Frankly, it’s a good time to be a dividend investor, especially if you expect the economy to grow modestly over the coming years. While I’m not an advocate for taking on new positions in the stock market at this time, the performance of a number of my benchmark companies has been tremendous in recent history—and most of these companies pay shareholders a respectable dividend (DD, CAT, UTX, MMM, CMI, ADP, and PEP, for example.) Just like in the fashion industry, trends change. Over the next several years, I think that large-cap, higher-dividend-paying stocks are going to outperform. I know that history suggests that small-cap companies outperform coming out of a recession, but not this time. The business cycle this time around favors large-cap, international companies with excess cash and pricing power. Domestic small-caps won’t be able to compete.
I would even go so far as to advocate investing in those dividend-paying large-caps that have already experienced major upward moves in their share prices. In a way, it’s kind of like momentum investing in dividend-paying stocks. I’d rather own a proven winner over a large-cap, dividend-paying company whose stock price is in the doldrums. I like value in growing small-cap companies, but I like a proven track record in large-cap investing. Value here is less important in this business cycle.

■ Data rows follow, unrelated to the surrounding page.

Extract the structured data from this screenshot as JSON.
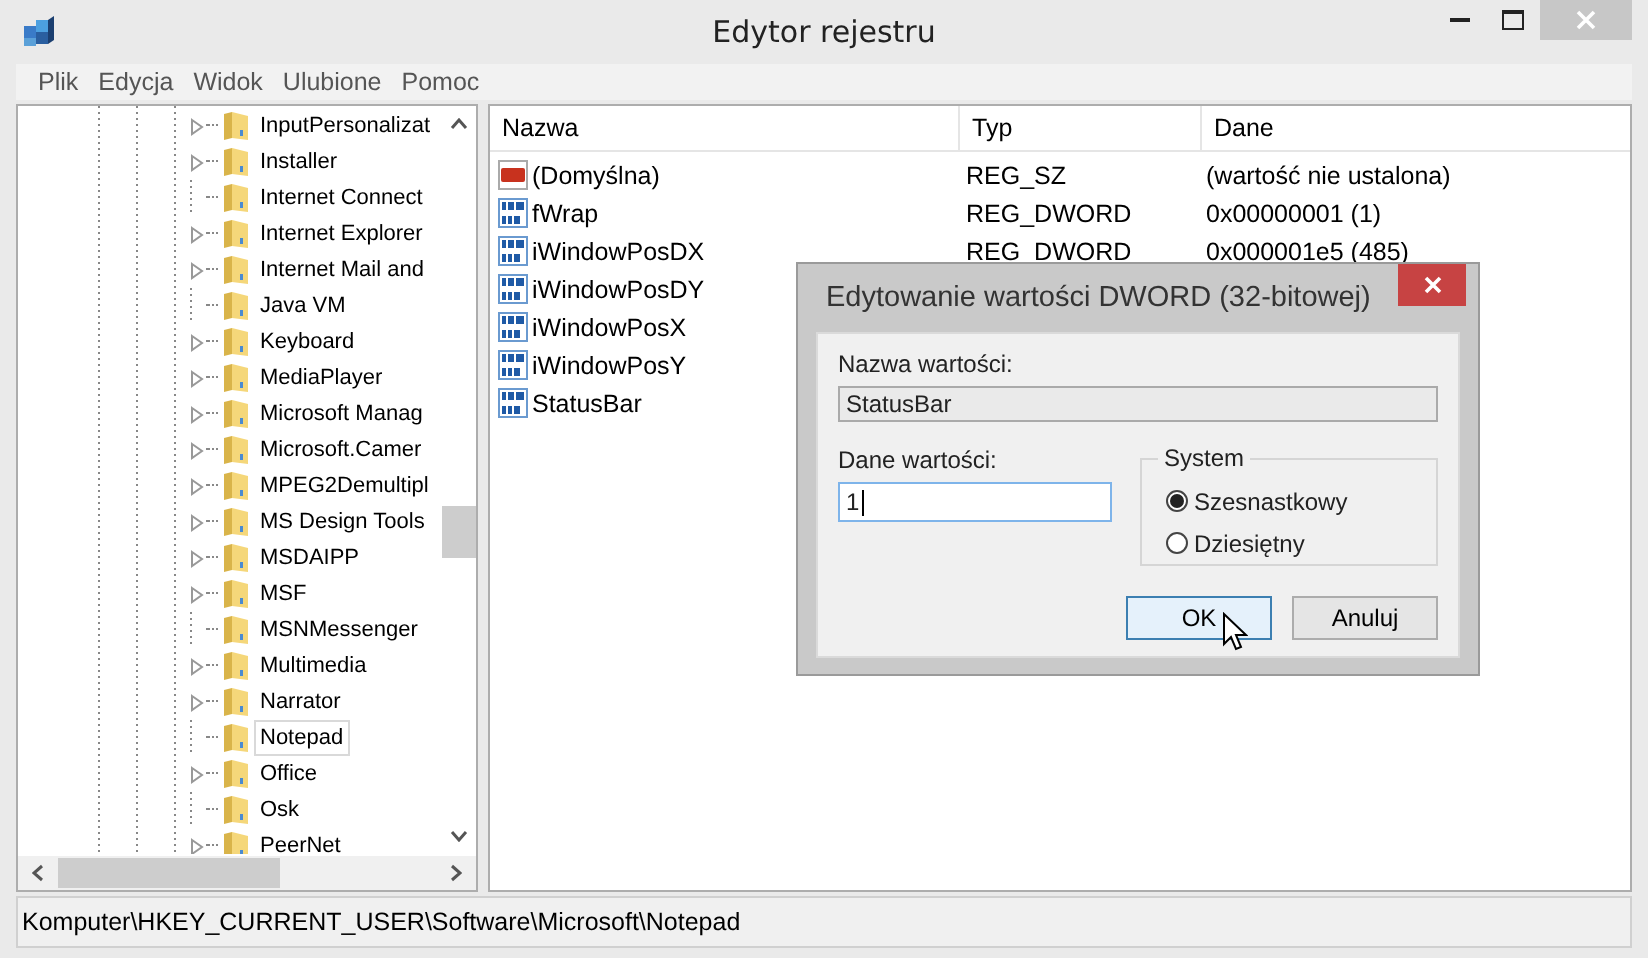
{
  "window": {
    "title": "Edytor rejestru"
  },
  "menu": [
    "Plik",
    "Edycja",
    "Widok",
    "Ulubione",
    "Pomoc"
  ],
  "tree": {
    "items": [
      {
        "label": "InputPersonalizat",
        "expandable": true,
        "selected": false
      },
      {
        "label": "Installer",
        "expandable": true,
        "selected": false
      },
      {
        "label": "Internet Connect",
        "expandable": false,
        "selected": false
      },
      {
        "label": "Internet Explorer",
        "expandable": true,
        "selected": false
      },
      {
        "label": "Internet Mail and",
        "expandable": true,
        "selected": false
      },
      {
        "label": "Java VM",
        "expandable": false,
        "selected": false
      },
      {
        "label": "Keyboard",
        "expandable": true,
        "selected": false
      },
      {
        "label": "MediaPlayer",
        "expandable": true,
        "selected": false
      },
      {
        "label": "Microsoft Manag",
        "expandable": true,
        "selected": false
      },
      {
        "label": "Microsoft.Camer",
        "expandable": true,
        "selected": false
      },
      {
        "label": "MPEG2Demultipl",
        "expandable": true,
        "selected": false
      },
      {
        "label": "MS Design Tools",
        "expandable": true,
        "selected": false
      },
      {
        "label": "MSDAIPP",
        "expandable": true,
        "selected": false
      },
      {
        "label": "MSF",
        "expandable": true,
        "selected": false
      },
      {
        "label": "MSNMessenger",
        "expandable": false,
        "selected": false
      },
      {
        "label": "Multimedia",
        "expandable": true,
        "selected": false
      },
      {
        "label": "Narrator",
        "expandable": true,
        "selected": false
      },
      {
        "label": "Notepad",
        "expandable": false,
        "selected": true
      },
      {
        "label": "Office",
        "expandable": true,
        "selected": false
      },
      {
        "label": "Osk",
        "expandable": false,
        "selected": false
      },
      {
        "label": "PeerNet",
        "expandable": true,
        "selected": false
      }
    ]
  },
  "table": {
    "columns": [
      "Nazwa",
      "Typ",
      "Dane"
    ],
    "rows": [
      {
        "kind": "string",
        "name": "(Domyślna)",
        "type": "REG_SZ",
        "data": "(wartość nie ustalona)"
      },
      {
        "kind": "dword",
        "name": "fWrap",
        "type": "REG_DWORD",
        "data": "0x00000001 (1)"
      },
      {
        "kind": "dword",
        "name": "iWindowPosDX",
        "type": "REG_DWORD",
        "data": "0x000001e5 (485)"
      },
      {
        "kind": "dword",
        "name": "iWindowPosDY"
      },
      {
        "kind": "dword",
        "name": "iWindowPosX"
      },
      {
        "kind": "dword",
        "name": "iWindowPosY"
      },
      {
        "kind": "dword",
        "name": "StatusBar"
      }
    ]
  },
  "status_bar": "Komputer\\HKEY_CURRENT_USER\\Software\\Microsoft\\Notepad",
  "dialog": {
    "title": "Edytowanie wartości DWORD (32-bitowej)",
    "name_label": "Nazwa wartości:",
    "name_value": "StatusBar",
    "data_label": "Dane wartości:",
    "data_value": "1",
    "group_title": "System",
    "radios": [
      {
        "label": "Szesnastkowy",
        "selected": true
      },
      {
        "label": "Dziesiętny",
        "selected": false
      }
    ],
    "buttons": [
      {
        "label": "OK",
        "kind": "default"
      },
      {
        "label": "Anuluj",
        "kind": "normal"
      }
    ]
  }
}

I know a lot of investors who spend a lot of time looking for income-generating securities. It’s going to be a growth industry for investment banks. My grandmother never owned a stock her entire life and only bought CDs to sock away some money. She liked the security. But with interest rates so low (even if they go up later in the year), she might think twice nowadays with a company like PepsiCo yielding around three percent and a long-term track record of solid capital appreciation.